Innovative 2D/3D biotextiles for potential bone tissue engineering applications

Abstract

Bone tissue engineering represents a specialised niche within the biomedical field to which textile technologies can markedly contribute. Textile-based technologies are considered as potential routes for the production of scaffolds for TE applications, as they present superior control over design and reproducibility. This work aims at developing novel 2D/3D textile structures based on different polymeric materials and to engineer their surfaces in order to promote and control cell adhesion and proliferation.

Natural and synthetic polymers such as silk, polybutylene succinate (PBS) and poly(ethylene therephtalate) (PET) were selected to be extruded into multifilament yarns and processed into different structures such as Jersey, Rib and Piqué and 3D spacer. Furthermore, different surface modifications were performed (acid/alkaline treatment, UV radiation and plasma) for increasing cell adhesion and proliferation. The immobilization of different proteins on the surface of modified materials was also performed. All textile constructs were characterized in terms of porosity, morphology and mechanical properties by µ-CT, SEM and DMA analysis. The effectiveness of the surface modifications was assessed by FTIR, XPS and contact angle measurements.
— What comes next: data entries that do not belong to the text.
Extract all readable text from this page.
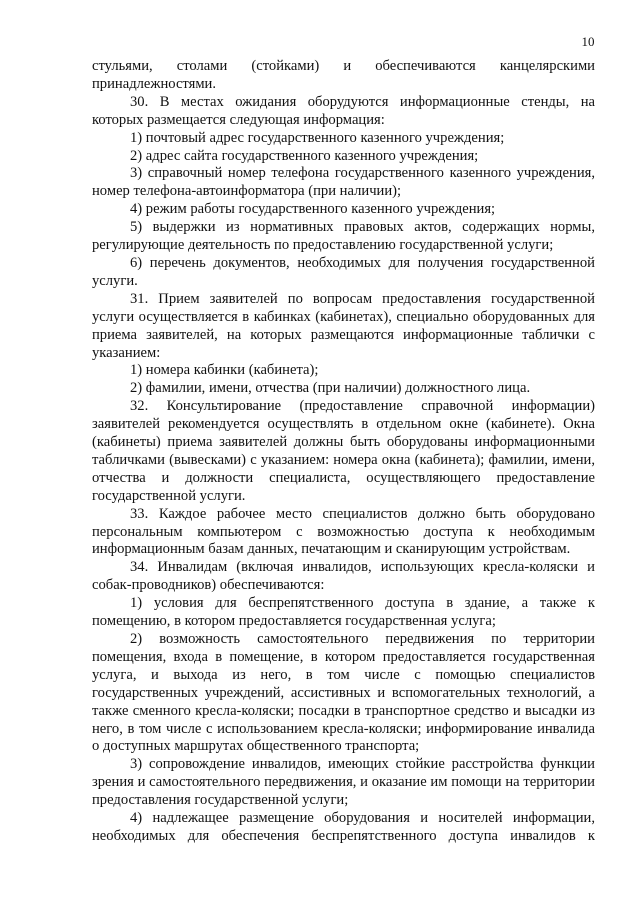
10

стульями, столами (стойками) и обеспечиваются канцелярскими принадлежностями.

30. В местах ожидания оборудуются информационные стенды, на которых размещается следующая информация:

1) почтовый адрес государственного казенного учреждения;

2) адрес сайта государственного казенного учреждения;

3) справочный номер телефона государственного казенного учреждения, номер телефона-автоинформатора (при наличии);

4) режим работы государственного казенного учреждения;

5) выдержки из нормативных правовых актов, содержащих нормы, регулирующие деятельность по предоставлению государственной услуги;

6) перечень документов, необходимых для получения государственной услуги.

31. Прием заявителей по вопросам предоставления государственной услуги осуществляется в кабинках (кабинетах), специально оборудованных для приема заявителей, на которых размещаются информационные таблички с указанием:

1) номера кабинки (кабинета);

2) фамилии, имени, отчества (при наличии) должностного лица.

32. Консультирование (предоставление справочной информации) заявителей рекомендуется осуществлять в отдельном окне (кабинете). Окна (кабинеты) приема заявителей должны быть оборудованы информационными табличками (вывесками) с указанием: номера окна (кабинета); фамилии, имени, отчества и должности специалиста, осуществляющего предоставление государственной услуги.

33. Каждое рабочее место специалистов должно быть оборудовано персональным компьютером с возможностью доступа к необходимым информационным базам данных, печатающим и сканирующим устройствам.

34. Инвалидам (включая инвалидов, использующих кресла-коляски и собак-проводников) обеспечиваются:

1) условия для беспрепятственного доступа в здание, а также к помещению, в котором предоставляется государственная услуга;

2) возможность самостоятельного передвижения по территории помещения, входа в помещение, в котором предоставляется государственная услуга, и выхода из него, в том числе с помощью специалистов государственных учреждений, ассистивных и вспомогательных технологий, а также сменного кресла-коляски; посадки в транспортное средство и высадки из него, в том числе с использованием кресла-коляски; информирование инвалида о доступных маршрутах общественного транспорта;

3) сопровождение инвалидов, имеющих стойкие расстройства функции зрения и самостоятельного передвижения, и оказание им помощи на территории предоставления государственной услуги;

4) надлежащее размещение оборудования и носителей информации, необходимых для обеспечения беспрепятственного доступа инвалидов к
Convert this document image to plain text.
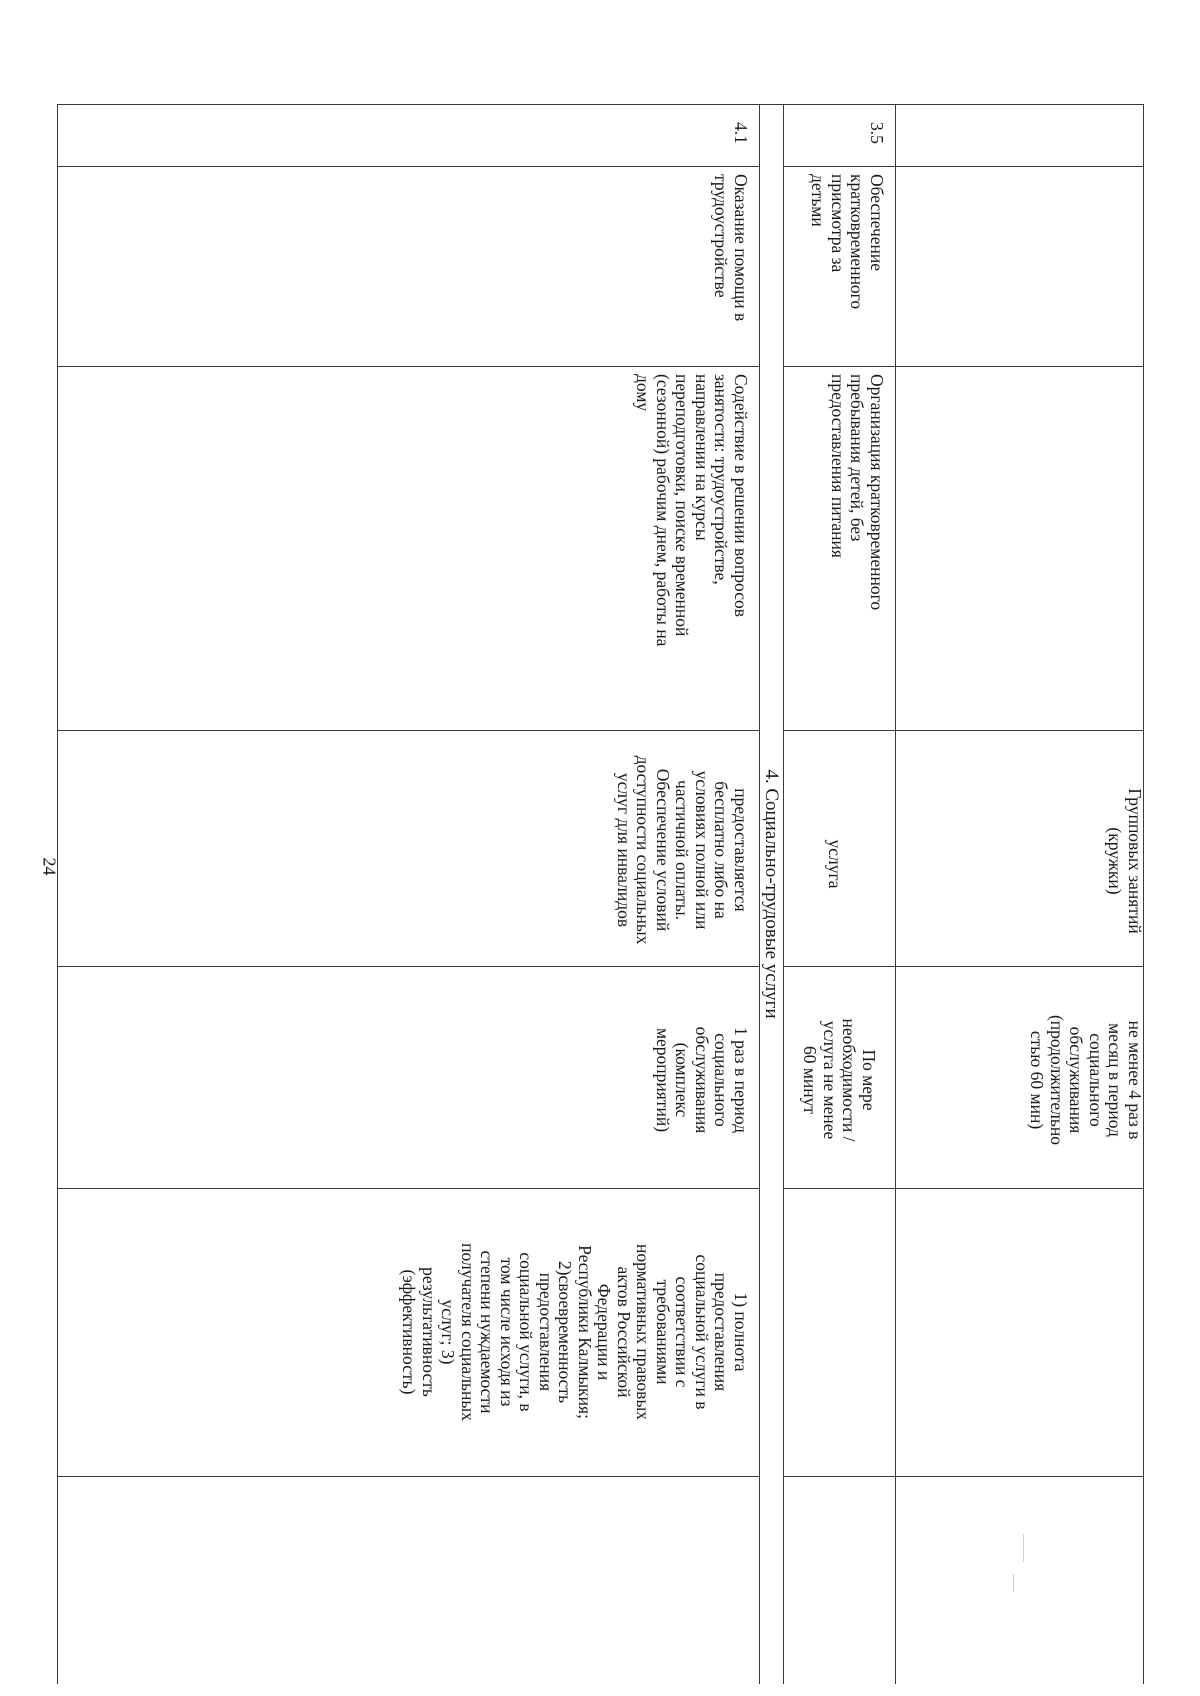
3.5
Обеспечение
кратковременного
присмотра за
детьми
Организация кратковременного
пребывания детей, без
предоставления питания
Групповых занятий
(кружки)
услуга
не менее 4 раз в
месяц в период
социального
обслуживания
(продолжительно
стью 60 мин)
По мере
необходимости /
услуга не менее
60 минут
4. Социально-трудовые услуги
4.1
Оказание помощи в
трудоустройстве
Содействие в решении вопросов
занятости: трудоустройстве,
направлении на курсы
переподготовки, поиске временной
(сезонной) рабочим днем, работы на
дому
предоставляется
бесплатно либо на
условиях полной или
частичной оплаты.
Обеспечение условий
доступности социальных
услуг для инвалидов
1 раз в период
социального
обслуживания
(комплекс
мероприятий)
1) полнота
предоставления
социальной услуги в
соответствии с
требованиями
нормативных правовых
актов Российской
Федерации и
Республики Калмыкия;
2)своевременность
предоставления
социальной услуги, в
том числе исходя из
степени нуждаемости
получателя социальных
услуг; 3)
результативность
(эффективность)
24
The obtained constructs present very reproducible intra-architectural scaffold geometry with high surface area and exhibiting a wide range of porosities. By the above mentioned techniques it was possible to validate the effectiveness of the proposed treatments in modifying the surface of the materials. In addition, BSA was successfully immobilized on the obtained surfaces. Cell adhesion and proliferation studies are allowed to validate the developed constructs for the proposed application. By the proposed textile methodologies it was possible to develop a diversity of constructs with a wide range of porosities and surface area. The effective modification and immobilization of biomolecules on the surface of the biotextiles are important outcomes that are expected to have a positive impact in their biological performance.